Re: [PATCH] perf/x86: fix event counter update issue
From: Peter Zijlstra
Date: Tue Nov 29 2016 - 04:25:37 EST
So caveat that I'm ill and cannot think much..
On Mon, Nov 28, 2016 at 11:26:46AM -0800, kan.liang@xxxxxxxxx wrote:
> Here, all the possible failure cases are listed.
> Terms:
> - new: current PMU counter value which read from rdpmcl.
> - prev: previous counter value which is stored in &hwc->prev_count.
> - in PMI/not in PMI: the event update happens in PMI handler or not.
> Current code to calculate delta:
> delta = (new << shift) - (prev << shift);
> delta >>= shift;
>
> Case A: Not in PMI. new > prev. But delta is negative.

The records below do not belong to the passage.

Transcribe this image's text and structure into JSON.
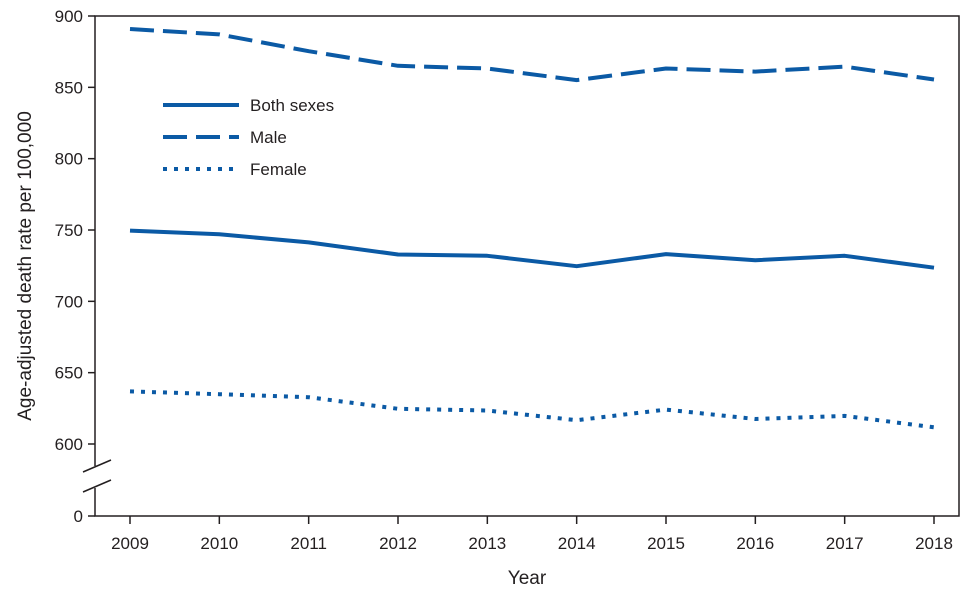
{
  "chart_data": {
    "type": "line",
    "xlabel": "Year",
    "ylabel": "Age-adjusted death rate per 100,000",
    "categories": [
      "2009",
      "2010",
      "2011",
      "2012",
      "2013",
      "2014",
      "2015",
      "2016",
      "2017",
      "2018"
    ],
    "y_ticks": [
      "0",
      "600",
      "650",
      "700",
      "750",
      "800",
      "850",
      "900"
    ],
    "ylim": [
      600,
      900
    ],
    "y_axis_break": true,
    "grid": false,
    "legend_position": "top-left",
    "series": [
      {
        "name": "Both sexes",
        "style": "solid",
        "values": [
          749.6,
          747.0,
          741.3,
          732.8,
          731.9,
          724.6,
          733.1,
          728.8,
          731.9,
          723.6
        ]
      },
      {
        "name": "Male",
        "style": "dashed",
        "values": [
          890.9,
          887.1,
          875.3,
          865.1,
          863.2,
          855.1,
          863.2,
          861.0,
          864.5,
          855.5
        ]
      },
      {
        "name": "Female",
        "style": "dotted",
        "values": [
          636.9,
          634.9,
          632.8,
          624.7,
          623.5,
          616.7,
          624.1,
          617.5,
          619.7,
          611.7
        ]
      }
    ],
    "color": "#0b5aa5"
  }
}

> That's the failure case of Test 2.
> delta is s64 type. new and prev are u64 type. If the new is big
> enough, after doing left shift and sub, the bit 64 of the result may
> still be 1.
> After converting to s64, the sign flag will be set. Since delta is
> s64 type, arithmetic right shift is applied, which copy the sign flag
> into empty bit positions on the upper end of delta.
> It can be fixed by adding the max count value.
>
> Here is the real data for test2 on KNL.
> new = aea96e1927
> prev = ffffff0000000001
> delta = aea96e1927000000 - 1000000 = aea96e1926000000
> aea96e1926000000 >> 24 = ffffffaea96e1926 << negative delta
How can this happen? IIRC the thing increments, we program a negative
value, and when it passes 0 we generate a PMI.
And note that we _ALWAYS_ set the IN bits, even for !sampling events.
Also note we set max_period to (1<<31) - 1, so we should never exceed 31
bits.
> Case B: In PMI. new > prev. delta is positive.
> That's the failure case of Test 3.
> The PMI is triggered by overflow. But there is latency between
> overflow and PMI handler. So new has small amount.
> Current calculation lose the max count value.
That doesn't make sense, per the 31bit limit.
> Case C: In PMI. new < prev. delta is negative.
> The PMU counter may be start from a big value. E.g. the fixed period
> is small.
> It can be fixed by adding the max count value.
Doesn't make sense, how can this happen?